Ey insan, dava kapısını bırak da vefa kapısına gel...

"Şeytan gibi hasetçi değilsen dava kapısını bırak da vefa kapısına gel. Köpeğe bir kapıdan, bir lokma ekmek verilse o kapıya bağlanır, hizmetkar olur. Kapıya bekçi kesilir. Ona eziyet edilse, yiyeceği layıkıyla verilmese bile o kapıyı asla bırakmaz."

Mevlana

 

 Unutma! Yapılanları unutma!  Verilenleri unutma!  ab-ı hayatı unutma!...

 

"Sen de gönül ve gönül ehlinin kapısından bir hayli ab-ı hayat içtin,

gözlerin açıldı unutma.”

Mevlana

Yaptığın nankörlük ve vefasızlığı unutmak mümkün mü!..

Ama yine de  'af' davasında olalım derim... Dava kapısında nöbet tutuyor değilim!... 

İki bilinmezlik arası bir diyardayım... 'ar' içinde bir insansın artık biliyorum!... Bu 'ar' olsa da  'af' etmeye hazırım....  Çünkü ben araftayım...

Hadi bırak artık utanmayı!... Uzat elini!...  Kırılmış, tuz-buz olmuş bir dostluğun üzerine sarmaş-dolaş olacağız değil ya!... 

Geç kaldın o eli uzatmakta!... Çok geç kaldın!...

Geç kaldın ama en azından geçmeden bu fani dünyadan uzatıver şu elini!...

Ey tuz ve ekmek hakkı bilmeyen insan! Ey nankör insan!...

Hak ettiğinden daha fazla değer verdiğim vefasız insan!...

***

Dostun düşmana dönüşür, düşman kalkar dost olur, öyle garip bir dünya.
 

Allah der ki; kimi benden çok seversen onu senden alırım…

Ve ekler; “Onsuz yaşayamam” deme, seni onsuz da yaşatırım.

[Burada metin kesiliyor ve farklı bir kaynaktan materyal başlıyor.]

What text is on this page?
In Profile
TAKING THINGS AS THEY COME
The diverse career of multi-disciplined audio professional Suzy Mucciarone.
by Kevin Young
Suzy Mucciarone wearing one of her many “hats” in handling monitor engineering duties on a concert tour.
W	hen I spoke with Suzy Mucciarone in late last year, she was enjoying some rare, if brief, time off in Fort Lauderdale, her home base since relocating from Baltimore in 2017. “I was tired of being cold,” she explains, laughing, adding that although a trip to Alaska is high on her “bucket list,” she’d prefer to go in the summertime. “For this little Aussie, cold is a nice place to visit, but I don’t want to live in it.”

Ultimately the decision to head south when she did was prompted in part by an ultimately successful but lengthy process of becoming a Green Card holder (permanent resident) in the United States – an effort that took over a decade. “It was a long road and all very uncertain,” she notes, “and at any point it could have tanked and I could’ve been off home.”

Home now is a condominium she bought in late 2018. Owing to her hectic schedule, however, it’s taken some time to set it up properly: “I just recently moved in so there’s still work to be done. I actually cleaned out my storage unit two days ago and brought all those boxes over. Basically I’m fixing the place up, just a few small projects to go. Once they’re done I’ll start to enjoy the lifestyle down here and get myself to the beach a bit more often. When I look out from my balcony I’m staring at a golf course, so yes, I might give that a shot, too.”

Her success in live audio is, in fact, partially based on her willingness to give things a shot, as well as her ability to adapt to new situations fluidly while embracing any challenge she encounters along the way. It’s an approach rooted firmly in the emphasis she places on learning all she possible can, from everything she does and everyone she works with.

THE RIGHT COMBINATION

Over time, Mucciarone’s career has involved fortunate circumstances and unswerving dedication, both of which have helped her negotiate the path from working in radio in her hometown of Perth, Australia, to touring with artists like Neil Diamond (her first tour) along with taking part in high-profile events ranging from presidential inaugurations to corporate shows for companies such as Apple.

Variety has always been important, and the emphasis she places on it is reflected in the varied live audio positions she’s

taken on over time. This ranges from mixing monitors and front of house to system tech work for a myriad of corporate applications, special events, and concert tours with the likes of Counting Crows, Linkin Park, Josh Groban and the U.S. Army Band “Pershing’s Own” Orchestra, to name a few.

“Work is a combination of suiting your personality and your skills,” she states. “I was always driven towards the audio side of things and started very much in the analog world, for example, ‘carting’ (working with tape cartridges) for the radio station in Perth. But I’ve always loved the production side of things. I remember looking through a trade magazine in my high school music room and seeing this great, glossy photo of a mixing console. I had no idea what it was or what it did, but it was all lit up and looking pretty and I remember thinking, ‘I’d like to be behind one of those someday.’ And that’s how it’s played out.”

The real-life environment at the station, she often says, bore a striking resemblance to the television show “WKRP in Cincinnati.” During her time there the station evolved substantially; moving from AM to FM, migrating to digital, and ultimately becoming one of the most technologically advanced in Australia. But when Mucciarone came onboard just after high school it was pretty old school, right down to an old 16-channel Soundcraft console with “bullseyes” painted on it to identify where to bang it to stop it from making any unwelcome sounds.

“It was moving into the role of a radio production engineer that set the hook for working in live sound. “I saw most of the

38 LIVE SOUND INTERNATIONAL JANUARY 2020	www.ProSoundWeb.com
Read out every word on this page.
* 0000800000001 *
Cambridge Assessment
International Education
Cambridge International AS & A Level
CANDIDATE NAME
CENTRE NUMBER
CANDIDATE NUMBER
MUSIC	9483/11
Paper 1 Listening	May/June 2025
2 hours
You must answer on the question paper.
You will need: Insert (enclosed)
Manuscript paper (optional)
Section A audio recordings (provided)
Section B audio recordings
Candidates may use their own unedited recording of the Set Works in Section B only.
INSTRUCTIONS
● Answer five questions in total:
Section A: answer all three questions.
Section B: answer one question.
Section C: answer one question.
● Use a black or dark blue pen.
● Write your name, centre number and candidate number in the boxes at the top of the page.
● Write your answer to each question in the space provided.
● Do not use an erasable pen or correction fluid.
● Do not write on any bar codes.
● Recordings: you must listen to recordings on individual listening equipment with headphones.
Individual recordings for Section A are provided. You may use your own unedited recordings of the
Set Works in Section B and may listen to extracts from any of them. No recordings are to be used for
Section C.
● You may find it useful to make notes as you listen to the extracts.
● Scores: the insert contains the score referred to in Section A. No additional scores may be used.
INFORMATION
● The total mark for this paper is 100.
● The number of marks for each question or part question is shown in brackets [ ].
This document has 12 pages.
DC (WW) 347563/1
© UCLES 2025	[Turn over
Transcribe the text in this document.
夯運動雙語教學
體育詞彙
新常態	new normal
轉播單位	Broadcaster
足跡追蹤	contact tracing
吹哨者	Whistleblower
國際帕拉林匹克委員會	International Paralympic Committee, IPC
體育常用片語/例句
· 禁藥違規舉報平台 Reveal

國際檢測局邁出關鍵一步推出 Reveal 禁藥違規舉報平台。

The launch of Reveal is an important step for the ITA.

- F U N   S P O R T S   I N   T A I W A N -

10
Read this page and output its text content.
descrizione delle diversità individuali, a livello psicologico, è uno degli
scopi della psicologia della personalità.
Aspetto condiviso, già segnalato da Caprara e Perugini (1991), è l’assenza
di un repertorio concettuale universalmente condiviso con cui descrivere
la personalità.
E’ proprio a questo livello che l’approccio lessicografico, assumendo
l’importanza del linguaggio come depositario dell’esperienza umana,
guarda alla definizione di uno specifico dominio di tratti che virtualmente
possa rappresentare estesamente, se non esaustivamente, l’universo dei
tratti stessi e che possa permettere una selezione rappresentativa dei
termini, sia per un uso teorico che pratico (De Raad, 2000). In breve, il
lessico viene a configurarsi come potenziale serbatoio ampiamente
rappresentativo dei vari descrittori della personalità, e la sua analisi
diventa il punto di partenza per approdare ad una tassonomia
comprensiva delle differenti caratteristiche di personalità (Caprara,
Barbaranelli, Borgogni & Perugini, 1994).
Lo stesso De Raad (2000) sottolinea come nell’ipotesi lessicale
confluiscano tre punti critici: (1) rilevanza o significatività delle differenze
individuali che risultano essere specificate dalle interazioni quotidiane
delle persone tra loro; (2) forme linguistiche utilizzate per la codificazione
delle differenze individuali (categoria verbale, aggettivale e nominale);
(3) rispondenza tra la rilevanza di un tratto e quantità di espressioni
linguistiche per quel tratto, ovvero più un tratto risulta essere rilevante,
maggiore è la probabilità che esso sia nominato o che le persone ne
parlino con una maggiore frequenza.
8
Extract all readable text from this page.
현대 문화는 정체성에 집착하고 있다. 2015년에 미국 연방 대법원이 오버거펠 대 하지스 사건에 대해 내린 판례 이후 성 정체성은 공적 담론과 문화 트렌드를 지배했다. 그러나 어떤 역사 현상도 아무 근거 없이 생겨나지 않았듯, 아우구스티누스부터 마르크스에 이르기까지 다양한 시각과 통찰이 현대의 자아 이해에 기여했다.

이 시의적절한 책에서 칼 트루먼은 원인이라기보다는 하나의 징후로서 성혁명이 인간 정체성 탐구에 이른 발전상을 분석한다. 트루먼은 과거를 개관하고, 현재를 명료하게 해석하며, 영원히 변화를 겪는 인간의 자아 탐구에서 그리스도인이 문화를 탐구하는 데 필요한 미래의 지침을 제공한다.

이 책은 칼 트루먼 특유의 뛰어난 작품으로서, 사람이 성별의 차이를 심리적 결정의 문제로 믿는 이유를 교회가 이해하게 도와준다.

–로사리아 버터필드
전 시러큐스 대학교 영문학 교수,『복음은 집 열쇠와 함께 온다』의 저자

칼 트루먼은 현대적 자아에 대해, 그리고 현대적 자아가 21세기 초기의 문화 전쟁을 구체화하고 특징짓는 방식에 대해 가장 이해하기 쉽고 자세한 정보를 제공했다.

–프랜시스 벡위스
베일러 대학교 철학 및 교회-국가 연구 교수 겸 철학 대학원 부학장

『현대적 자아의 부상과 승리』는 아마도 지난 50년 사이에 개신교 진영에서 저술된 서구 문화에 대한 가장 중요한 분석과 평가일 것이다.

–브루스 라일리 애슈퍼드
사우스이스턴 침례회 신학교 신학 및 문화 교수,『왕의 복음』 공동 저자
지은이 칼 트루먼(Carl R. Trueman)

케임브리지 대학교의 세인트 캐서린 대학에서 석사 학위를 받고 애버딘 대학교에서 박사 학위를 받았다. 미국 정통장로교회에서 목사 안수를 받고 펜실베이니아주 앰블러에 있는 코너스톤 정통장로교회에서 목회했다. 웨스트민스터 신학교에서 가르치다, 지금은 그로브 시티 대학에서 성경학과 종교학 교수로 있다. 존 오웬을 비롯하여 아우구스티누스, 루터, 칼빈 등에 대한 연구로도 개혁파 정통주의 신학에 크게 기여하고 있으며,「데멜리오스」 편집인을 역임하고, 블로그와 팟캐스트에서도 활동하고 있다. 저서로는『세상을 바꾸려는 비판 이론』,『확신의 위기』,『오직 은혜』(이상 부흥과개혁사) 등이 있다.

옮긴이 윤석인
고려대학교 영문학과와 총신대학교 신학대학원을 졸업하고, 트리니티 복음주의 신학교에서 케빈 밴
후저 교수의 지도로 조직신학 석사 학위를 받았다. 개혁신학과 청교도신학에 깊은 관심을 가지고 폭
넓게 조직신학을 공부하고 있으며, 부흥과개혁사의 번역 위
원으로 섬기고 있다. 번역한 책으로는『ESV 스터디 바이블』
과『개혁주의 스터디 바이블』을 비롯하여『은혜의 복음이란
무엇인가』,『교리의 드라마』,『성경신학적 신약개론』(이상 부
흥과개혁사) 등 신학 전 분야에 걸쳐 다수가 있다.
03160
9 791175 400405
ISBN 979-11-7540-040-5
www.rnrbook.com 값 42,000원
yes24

Ve mevsim geçer, gölge veren ağaçların dalları kurur, sabır taşar, canından saydığın yar bile bir gün el olur, aklın şaşar.

Dostun düşmana dönüşür, düşman kalkar dost olur, öyle garip bir dünya.

Olmaz dediğin ne varsa hepsi olur…

“Düşmem” dersin düşersin, “Şaşman” dersin şaşarsın.

En garibi de budur ya, “Öldüm” der durur, yine de yaşarsın.